The main benefits of including Yacon to our diets embrace weight loss, slimming waist sizes, regulated blood sugar, and healthy digestion. The syrup additionally has metabolism boosting properties which combat excess fat. Pure Yacon Syrup regulates your starvation hormone, making you're feeling full longer. The important thing ingredient and only ingredient to search for is Yacon. There should be no additives, which would subtract from the benefits of the root.
I like to recommend trying Yacon syrup in your recipes as a sugar substitute. Nice for diabetics and those searching for a low glycemic sugar substitute, pure Yacon syrup is extremely versatile, making it an ideal ingredient to keep in your pantry.
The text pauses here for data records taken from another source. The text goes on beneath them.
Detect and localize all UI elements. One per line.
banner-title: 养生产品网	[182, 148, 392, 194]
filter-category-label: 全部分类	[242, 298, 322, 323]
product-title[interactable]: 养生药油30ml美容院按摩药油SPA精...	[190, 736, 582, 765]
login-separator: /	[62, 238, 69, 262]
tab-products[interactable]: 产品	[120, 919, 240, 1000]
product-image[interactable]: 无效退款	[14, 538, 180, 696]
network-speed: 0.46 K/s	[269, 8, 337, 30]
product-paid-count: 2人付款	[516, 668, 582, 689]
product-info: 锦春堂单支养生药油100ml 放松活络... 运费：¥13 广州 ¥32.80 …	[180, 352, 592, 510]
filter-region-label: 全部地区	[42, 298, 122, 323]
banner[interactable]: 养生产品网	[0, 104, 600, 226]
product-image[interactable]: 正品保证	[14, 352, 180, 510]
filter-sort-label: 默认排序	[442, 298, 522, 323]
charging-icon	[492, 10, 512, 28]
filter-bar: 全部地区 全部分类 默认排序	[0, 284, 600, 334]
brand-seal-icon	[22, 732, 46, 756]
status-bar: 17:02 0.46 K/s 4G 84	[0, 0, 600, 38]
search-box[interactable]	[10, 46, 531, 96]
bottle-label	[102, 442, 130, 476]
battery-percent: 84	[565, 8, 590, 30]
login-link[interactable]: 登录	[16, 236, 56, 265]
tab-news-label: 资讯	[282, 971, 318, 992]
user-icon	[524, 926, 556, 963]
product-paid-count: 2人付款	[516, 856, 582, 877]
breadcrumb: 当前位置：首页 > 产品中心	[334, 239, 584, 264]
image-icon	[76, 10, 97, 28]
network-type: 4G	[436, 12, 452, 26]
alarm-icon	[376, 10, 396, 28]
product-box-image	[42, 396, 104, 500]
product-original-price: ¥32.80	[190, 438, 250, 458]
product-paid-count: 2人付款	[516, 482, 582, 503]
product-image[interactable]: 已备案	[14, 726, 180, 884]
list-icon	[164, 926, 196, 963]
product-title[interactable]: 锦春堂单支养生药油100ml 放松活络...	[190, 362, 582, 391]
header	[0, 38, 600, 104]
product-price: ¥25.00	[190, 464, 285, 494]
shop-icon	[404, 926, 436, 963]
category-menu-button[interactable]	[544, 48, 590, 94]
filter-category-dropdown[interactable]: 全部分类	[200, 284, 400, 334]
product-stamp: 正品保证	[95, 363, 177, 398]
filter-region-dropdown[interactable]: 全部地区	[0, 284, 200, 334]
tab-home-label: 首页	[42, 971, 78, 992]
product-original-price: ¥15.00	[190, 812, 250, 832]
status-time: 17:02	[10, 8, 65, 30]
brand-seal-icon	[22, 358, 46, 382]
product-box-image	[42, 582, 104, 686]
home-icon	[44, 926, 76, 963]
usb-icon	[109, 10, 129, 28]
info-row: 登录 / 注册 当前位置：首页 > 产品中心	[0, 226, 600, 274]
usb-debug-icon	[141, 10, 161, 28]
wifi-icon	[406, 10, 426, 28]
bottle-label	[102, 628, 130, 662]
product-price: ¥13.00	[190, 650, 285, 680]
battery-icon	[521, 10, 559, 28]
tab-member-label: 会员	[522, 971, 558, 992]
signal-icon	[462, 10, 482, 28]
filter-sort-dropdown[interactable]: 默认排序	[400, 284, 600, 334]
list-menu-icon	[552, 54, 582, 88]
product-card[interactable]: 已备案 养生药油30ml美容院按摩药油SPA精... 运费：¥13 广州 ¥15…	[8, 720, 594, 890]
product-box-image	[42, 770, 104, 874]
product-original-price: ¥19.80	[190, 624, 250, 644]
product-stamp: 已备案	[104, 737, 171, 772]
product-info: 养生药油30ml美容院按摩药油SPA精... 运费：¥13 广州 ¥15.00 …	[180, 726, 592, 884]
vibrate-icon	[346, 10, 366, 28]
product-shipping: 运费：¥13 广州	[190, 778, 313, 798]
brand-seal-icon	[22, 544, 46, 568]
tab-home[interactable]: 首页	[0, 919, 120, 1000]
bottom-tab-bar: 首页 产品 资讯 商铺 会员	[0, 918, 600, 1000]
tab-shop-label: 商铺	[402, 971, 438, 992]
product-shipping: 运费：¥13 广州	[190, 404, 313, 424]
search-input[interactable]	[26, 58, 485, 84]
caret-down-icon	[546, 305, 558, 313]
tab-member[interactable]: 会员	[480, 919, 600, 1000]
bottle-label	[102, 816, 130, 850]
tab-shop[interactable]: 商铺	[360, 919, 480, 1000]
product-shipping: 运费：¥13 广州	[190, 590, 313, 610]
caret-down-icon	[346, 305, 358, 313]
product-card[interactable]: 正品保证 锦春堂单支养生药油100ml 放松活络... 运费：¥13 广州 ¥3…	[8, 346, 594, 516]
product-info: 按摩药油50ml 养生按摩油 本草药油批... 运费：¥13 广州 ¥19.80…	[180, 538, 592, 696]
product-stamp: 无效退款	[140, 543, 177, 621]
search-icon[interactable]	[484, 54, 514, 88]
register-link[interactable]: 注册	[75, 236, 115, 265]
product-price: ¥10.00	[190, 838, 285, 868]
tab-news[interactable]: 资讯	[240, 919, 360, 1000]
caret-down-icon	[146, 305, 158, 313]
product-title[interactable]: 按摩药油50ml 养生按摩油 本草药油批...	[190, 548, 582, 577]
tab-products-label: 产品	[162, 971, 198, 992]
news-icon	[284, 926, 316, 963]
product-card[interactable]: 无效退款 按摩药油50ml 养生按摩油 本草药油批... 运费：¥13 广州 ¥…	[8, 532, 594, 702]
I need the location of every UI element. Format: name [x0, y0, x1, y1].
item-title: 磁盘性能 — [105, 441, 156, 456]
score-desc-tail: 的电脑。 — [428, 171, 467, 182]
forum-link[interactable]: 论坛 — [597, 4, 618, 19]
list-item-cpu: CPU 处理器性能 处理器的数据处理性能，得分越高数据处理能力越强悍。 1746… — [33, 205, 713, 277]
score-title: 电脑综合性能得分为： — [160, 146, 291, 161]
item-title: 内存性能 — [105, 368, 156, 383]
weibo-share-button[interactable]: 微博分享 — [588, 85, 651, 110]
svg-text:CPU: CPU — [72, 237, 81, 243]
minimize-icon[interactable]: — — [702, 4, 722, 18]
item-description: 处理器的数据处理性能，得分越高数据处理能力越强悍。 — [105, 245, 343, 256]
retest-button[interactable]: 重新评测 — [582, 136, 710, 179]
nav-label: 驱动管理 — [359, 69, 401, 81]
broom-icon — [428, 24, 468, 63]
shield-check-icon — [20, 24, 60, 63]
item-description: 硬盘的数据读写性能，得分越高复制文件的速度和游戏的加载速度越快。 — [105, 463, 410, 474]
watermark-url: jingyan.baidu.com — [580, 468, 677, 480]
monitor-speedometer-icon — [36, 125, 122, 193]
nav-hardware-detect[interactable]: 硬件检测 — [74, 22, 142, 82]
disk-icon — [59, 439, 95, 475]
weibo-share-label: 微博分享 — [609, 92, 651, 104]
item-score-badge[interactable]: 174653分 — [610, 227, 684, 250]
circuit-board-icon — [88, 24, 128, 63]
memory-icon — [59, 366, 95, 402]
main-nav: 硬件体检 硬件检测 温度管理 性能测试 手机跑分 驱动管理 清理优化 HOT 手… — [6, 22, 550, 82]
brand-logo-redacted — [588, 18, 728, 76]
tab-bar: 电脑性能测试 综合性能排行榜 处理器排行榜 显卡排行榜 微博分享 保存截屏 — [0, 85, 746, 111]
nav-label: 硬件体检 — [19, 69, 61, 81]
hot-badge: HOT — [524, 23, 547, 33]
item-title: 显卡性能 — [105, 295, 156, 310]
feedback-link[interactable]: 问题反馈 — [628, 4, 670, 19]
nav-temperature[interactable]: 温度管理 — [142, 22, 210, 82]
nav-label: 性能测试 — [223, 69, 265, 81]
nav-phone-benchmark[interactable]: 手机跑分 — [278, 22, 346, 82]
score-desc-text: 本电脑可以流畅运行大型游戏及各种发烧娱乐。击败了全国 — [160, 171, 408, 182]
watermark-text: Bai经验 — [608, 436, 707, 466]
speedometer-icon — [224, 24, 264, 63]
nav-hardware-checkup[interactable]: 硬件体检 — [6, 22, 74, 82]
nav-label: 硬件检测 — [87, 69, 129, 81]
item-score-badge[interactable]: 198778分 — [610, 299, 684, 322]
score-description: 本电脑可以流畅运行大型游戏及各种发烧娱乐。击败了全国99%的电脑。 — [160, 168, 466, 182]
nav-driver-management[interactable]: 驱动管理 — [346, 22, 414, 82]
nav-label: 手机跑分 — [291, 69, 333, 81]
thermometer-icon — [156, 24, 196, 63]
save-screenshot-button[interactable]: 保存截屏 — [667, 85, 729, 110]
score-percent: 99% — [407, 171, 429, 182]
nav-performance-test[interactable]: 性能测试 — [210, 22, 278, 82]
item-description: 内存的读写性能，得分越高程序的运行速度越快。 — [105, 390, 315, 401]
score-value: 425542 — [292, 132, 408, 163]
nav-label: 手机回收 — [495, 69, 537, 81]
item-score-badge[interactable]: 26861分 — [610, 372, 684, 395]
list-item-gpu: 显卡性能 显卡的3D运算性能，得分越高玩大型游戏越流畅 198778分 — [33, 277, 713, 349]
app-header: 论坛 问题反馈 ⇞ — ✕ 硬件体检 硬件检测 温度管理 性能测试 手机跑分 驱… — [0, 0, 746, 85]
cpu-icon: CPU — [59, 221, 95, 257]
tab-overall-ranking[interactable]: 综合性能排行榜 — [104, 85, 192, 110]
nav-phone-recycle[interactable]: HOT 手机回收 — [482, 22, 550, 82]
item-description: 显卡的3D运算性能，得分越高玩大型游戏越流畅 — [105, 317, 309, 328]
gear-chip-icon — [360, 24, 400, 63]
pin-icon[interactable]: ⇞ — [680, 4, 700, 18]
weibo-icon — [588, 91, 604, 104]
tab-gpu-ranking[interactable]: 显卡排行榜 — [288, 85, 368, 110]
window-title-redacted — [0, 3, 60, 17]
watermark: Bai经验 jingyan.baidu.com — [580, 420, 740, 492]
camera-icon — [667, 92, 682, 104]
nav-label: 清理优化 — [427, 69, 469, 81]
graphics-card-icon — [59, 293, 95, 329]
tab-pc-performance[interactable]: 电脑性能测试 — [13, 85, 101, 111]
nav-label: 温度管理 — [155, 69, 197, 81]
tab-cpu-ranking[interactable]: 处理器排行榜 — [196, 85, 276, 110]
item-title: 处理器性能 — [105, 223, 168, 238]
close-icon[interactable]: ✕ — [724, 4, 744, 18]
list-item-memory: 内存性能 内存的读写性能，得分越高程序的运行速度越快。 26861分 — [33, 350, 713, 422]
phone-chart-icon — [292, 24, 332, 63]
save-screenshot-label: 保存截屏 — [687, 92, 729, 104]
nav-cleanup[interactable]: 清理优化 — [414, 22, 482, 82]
Pinterst.com has numerous recipes, together with do-it-yourself salad dressings, meat glazes, barbeque sauces, and popcorn toppings. The syrup also pairs well with bitter greens, kale, and grilled veggies. I personally put it in my coffee and tea every morning in place of the Agave nectar I have used for years.
Though I have a look at it as an entire meals additive and ingredient in my every day cooking, this great syrup has been touted to help in attaining weight loss goals and slimming waist lines. By taking one teaspoon before or at each meal, you may be one step closer to achieving these goals. Seems like a win-win to me!
I'd love to listen to your opinions about Yacon Syrup and which brands have worked for you. There are numerous bottles for sale on amazon.com - all from different manufacturers. Although they aren't all created equal, the secret is to find a pure model of the Yacon syrup with the only ingredient being Yacon extract. Good luck in your wholesome living endeavors! I hope this new product will likely be as great for you because it has been for our family.